The Nostalgia Effect

Everyone loves a rebrand...don't they?

In the case of the recent news of the Co-op re-brand (which is more of a re-visit, re-brand) which harps back to the perceived glory-days of the 1960's. However, the re-brand is not just a logo change, it attempts to remind us of a better time for the group, follow the turbulence of recent years. It's clear the group has gone back to its roots to look for future success.

It isn't just the UK's largest mutual that is looking to the past for ideas. The nostalgia-effect has captured the consumers conciousness, and brands are all too ready to use this concept in their marketing efforts.

The nostalgia effect

(Will the 'back to being Co-op' slogan win back the hearts, minds and wallets of customers, or is it a throwback too far?)

There is little doubt that nostalgia has played a significant contribution in the inspiration behind many brands external public relations efforts. As a child of the 90's I can't ignore the plethora of pop-culture from my childhood that dominates Facebook sharing across my friend list. If you forgot about Sabrina the Teenage Witch, Xena Warrior Princess or Baywatch, no doubt you have seen them reborn as memes and gifs.

(Scotland's other national drink, Irn Bru, heads back to the past for its recent product design)

Many brands have gone through the archives of the past, with the likes of Irn Bru, taking inspiration from its heritage in its new product design. The re-visiting old branding seems to be prevalent  for drinks brands. Another Scottish born beverage, Tennents released a limited edition can, inspired by its original design. Others such as, 7Up and Coca-Cola have looked back at key moments of past design and incorporated elements into new branding.
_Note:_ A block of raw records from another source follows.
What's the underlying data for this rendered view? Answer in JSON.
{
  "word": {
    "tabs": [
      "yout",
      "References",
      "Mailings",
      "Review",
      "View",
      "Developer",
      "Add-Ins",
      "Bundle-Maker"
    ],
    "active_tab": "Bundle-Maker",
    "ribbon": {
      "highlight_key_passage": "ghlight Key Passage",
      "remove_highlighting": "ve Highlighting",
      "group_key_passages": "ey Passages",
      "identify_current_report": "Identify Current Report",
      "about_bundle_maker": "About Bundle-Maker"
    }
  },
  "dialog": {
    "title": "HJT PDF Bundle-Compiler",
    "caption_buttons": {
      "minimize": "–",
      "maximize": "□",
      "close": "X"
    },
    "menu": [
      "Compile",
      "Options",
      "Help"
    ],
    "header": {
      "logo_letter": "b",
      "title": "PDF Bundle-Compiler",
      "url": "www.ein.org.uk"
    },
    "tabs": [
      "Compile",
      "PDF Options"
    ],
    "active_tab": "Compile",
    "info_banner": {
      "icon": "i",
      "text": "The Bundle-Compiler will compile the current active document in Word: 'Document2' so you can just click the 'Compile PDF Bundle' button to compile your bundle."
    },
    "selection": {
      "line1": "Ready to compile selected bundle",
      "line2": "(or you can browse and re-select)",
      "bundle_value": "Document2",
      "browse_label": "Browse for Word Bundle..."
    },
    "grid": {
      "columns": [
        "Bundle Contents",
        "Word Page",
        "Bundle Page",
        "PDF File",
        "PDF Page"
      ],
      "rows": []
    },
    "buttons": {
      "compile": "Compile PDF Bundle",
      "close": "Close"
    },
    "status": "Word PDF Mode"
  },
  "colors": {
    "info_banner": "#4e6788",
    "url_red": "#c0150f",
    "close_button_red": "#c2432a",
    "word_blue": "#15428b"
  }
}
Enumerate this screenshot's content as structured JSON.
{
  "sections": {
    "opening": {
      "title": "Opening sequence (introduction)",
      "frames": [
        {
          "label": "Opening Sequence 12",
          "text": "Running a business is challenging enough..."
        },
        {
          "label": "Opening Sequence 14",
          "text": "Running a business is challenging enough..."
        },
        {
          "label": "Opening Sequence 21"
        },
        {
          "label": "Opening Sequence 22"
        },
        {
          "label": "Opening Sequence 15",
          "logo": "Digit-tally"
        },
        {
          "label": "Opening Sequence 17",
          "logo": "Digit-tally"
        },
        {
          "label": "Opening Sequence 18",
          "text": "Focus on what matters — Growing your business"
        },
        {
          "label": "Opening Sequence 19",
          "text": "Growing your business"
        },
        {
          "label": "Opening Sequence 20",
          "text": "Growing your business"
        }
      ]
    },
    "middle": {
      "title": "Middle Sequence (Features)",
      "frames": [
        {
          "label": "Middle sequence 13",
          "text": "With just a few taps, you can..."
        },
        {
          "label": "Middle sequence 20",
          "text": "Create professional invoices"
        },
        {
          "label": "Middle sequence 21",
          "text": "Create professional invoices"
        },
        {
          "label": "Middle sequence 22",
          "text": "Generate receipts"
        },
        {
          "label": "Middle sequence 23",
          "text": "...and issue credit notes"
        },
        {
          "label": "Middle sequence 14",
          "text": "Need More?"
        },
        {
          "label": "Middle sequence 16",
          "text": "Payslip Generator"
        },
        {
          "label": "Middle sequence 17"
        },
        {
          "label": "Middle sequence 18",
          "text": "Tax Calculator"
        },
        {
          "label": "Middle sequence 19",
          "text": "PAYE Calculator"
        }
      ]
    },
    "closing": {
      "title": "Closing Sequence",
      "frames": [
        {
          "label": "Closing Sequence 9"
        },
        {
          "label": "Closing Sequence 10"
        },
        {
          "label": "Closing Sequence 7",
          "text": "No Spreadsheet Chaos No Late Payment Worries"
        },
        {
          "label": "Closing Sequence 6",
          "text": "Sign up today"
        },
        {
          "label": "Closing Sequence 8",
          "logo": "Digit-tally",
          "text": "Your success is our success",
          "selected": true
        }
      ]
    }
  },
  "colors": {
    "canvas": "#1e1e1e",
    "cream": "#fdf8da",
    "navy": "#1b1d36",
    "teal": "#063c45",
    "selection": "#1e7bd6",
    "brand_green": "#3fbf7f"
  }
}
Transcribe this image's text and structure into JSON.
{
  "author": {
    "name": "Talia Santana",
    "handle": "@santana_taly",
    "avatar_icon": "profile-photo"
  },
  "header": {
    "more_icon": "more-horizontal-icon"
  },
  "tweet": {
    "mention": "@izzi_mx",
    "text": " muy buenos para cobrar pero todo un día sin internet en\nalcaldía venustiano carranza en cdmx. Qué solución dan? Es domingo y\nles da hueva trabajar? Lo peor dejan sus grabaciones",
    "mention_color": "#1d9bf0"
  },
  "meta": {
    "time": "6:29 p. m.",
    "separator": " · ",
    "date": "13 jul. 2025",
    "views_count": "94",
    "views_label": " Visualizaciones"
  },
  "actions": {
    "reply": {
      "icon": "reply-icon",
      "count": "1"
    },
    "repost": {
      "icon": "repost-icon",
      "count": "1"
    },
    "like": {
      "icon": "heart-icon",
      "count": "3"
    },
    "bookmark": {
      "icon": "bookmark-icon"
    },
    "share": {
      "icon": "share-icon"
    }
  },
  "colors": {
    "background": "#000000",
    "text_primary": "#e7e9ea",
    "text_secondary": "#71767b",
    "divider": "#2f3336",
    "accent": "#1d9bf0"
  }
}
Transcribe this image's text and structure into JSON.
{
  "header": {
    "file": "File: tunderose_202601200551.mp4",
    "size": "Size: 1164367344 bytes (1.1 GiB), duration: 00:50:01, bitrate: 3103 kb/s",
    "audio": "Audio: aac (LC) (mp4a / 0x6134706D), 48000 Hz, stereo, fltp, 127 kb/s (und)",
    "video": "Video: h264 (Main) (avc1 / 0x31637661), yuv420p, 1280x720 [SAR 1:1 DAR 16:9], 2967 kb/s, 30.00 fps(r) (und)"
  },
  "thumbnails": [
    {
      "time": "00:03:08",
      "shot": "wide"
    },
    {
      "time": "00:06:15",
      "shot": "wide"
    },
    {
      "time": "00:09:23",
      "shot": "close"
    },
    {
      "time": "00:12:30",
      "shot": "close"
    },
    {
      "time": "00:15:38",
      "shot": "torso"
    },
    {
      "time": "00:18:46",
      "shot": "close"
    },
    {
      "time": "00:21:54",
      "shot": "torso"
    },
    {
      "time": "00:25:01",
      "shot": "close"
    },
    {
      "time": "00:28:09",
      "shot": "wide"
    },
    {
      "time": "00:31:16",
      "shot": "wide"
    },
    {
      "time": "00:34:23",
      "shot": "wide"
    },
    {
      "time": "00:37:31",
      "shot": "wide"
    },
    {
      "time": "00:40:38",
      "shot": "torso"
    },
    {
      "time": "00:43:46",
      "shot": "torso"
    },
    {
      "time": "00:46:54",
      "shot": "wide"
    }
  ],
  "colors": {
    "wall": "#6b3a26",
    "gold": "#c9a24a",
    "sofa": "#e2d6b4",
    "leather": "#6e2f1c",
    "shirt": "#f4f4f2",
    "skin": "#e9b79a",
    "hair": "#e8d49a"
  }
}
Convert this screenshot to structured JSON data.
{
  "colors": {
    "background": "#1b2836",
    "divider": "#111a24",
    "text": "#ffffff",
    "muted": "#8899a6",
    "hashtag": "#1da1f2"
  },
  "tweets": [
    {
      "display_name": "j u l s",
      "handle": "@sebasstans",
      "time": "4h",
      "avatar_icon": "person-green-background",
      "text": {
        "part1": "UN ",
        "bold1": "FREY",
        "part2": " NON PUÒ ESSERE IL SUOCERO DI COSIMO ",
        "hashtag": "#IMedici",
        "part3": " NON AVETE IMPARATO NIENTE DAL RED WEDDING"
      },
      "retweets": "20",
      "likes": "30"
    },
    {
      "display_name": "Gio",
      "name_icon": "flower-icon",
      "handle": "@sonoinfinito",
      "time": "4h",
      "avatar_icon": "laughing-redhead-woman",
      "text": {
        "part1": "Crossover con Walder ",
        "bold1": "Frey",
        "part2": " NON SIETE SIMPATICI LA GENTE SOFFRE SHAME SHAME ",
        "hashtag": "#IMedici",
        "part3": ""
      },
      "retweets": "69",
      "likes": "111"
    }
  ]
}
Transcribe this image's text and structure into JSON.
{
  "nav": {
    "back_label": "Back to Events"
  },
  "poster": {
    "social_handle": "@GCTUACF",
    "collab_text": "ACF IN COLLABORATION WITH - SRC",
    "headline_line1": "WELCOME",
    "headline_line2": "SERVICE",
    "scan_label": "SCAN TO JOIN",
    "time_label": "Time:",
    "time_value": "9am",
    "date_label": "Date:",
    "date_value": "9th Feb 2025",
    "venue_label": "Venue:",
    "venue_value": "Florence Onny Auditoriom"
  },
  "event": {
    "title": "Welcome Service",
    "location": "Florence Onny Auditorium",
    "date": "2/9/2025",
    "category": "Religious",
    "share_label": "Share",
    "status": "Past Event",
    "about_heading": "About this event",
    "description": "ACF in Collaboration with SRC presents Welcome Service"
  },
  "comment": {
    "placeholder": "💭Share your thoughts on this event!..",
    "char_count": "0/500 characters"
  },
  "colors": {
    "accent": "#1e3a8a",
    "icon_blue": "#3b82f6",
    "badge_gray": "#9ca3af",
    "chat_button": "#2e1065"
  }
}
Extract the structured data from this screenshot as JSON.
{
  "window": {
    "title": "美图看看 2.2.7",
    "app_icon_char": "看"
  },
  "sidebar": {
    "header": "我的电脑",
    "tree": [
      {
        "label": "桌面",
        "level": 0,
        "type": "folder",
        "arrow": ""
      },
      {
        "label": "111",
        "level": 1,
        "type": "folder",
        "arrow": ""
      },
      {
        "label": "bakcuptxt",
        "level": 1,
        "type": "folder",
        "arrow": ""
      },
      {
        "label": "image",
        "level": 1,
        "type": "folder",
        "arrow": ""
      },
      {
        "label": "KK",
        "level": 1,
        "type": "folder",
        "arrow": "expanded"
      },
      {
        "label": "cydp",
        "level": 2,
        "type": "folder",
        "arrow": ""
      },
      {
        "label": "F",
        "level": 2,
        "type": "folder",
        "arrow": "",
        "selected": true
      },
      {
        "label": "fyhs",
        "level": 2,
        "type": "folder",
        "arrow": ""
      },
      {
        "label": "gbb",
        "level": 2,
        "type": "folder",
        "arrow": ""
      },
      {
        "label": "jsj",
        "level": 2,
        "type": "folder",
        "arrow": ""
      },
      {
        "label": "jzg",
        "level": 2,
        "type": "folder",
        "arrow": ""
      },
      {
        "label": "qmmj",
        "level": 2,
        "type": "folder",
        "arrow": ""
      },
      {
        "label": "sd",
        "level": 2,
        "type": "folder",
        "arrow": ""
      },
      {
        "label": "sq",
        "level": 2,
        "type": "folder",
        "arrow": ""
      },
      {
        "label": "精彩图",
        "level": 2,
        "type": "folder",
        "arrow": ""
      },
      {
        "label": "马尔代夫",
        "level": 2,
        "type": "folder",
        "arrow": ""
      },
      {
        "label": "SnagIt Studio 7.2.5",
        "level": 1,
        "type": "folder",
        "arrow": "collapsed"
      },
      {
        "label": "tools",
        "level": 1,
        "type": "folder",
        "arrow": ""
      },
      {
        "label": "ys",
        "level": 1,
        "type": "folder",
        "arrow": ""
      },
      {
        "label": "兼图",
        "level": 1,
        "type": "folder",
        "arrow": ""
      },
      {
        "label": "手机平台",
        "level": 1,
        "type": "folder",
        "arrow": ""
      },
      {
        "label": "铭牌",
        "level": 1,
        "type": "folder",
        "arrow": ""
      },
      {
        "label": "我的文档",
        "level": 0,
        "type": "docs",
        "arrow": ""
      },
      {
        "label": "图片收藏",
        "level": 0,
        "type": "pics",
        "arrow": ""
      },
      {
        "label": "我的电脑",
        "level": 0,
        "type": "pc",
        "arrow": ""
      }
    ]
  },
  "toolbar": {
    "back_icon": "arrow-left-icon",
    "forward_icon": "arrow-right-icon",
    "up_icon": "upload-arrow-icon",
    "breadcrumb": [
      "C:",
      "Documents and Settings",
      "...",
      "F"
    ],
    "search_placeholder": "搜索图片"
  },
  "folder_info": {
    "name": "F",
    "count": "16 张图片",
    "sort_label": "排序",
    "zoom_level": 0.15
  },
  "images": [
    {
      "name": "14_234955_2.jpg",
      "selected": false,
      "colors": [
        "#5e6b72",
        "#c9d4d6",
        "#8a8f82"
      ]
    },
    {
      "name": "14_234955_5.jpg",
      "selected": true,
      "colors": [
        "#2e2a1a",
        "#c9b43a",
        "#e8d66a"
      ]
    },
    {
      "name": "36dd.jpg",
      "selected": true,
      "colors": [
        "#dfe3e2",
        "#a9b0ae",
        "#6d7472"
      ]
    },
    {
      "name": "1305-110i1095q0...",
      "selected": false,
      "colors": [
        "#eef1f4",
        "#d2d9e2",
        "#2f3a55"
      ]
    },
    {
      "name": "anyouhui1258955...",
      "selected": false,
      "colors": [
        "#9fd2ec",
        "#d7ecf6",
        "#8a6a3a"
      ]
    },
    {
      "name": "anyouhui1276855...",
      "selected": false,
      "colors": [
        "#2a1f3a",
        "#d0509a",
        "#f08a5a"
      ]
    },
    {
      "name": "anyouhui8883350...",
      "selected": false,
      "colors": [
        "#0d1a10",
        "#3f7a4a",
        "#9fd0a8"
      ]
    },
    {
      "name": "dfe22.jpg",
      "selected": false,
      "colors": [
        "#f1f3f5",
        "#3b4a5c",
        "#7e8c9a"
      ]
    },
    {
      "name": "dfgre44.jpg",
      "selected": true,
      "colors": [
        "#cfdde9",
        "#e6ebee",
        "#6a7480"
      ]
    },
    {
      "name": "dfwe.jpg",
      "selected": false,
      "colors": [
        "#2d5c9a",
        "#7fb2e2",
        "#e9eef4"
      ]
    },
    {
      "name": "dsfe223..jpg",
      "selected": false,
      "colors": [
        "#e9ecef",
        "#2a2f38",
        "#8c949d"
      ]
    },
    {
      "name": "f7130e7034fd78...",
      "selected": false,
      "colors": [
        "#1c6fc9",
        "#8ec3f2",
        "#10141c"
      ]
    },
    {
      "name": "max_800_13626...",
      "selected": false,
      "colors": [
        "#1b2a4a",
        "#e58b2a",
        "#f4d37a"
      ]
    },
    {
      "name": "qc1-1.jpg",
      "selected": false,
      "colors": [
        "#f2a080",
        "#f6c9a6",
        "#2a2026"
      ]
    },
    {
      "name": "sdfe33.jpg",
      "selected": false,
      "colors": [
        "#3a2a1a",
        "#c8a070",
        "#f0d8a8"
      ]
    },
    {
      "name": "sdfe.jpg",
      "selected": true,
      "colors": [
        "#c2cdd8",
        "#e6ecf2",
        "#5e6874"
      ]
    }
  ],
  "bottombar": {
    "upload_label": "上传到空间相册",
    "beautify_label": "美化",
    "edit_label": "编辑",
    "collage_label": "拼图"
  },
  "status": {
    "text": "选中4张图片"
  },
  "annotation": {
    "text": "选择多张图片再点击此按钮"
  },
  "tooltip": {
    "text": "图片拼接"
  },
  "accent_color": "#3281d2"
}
(Sony released a limited run of the original PlayStation-inspired PlayStation 4's to mark the console's 20th anniversary)

Where the Co-op might be a recent example, global brands have re-visited old concepts to push new wares or re-establish perceptions, capitalising on designs that conjure the glory days of a bygone era. It is a success element that can be used in the fight against distributive brands. For every Uber-like success there is an iconic black-hackney cab that has a rich story and historical prevalence. And as any good PR knows, story-telling and brand narrative is a powerful tool.

And why not? What might be seen as a lazy attempt to win back customers, is a clever cost-effective move, reinvigorating old IP and brand equity that sits within an organisation, re-purposing it for a new era. If executed perfectly, it can be a perfect marketing and branding case-study. Often seen as a cheap way to make a quick-buck on the nostalgia-pound, it shouldn't been dismissed as such.

In short, consumer brands have tapped into a lucrative consumer zeitgeist, which I call the nostalgic effect.

 (Everything from Super Mario, Powerpuff Girls, and Barbie. Moschino has tapped into pop-culture icons to define its designs. Social media success has been vast, which has no doubt impacted the bottom line profits)

And it isn't just consumer brands, Hollywood has been at it for decades. The long-running joke that there is a lack original movies has long plagued the silver-screen. This year alone will see re-workings, re-boots (or re-imaginings) of  the BFG and Ghostbusters and Tarzan too. We already got the 'real-life' iteration of Jungle Book; with the Little Mermaid and Beauty and the Beast to follow in its footsteps.

(The Power Rangers defined much of my VHS-watching hours as a child and it looks like Hollywood is set to take me down memory lane, as I cough up money to go and see this film)

In a time where brands are fighting for the attention across a multitude of channels, sometimes the past is news enough to gain widespread coverage. Just Google "Co-op re-brand" to see in terms of social media debate and media coverage it has gained. 

Looking back to the archives of the past isn't new, nor innovative, but it is both strategic and tactful which could lead to brand success.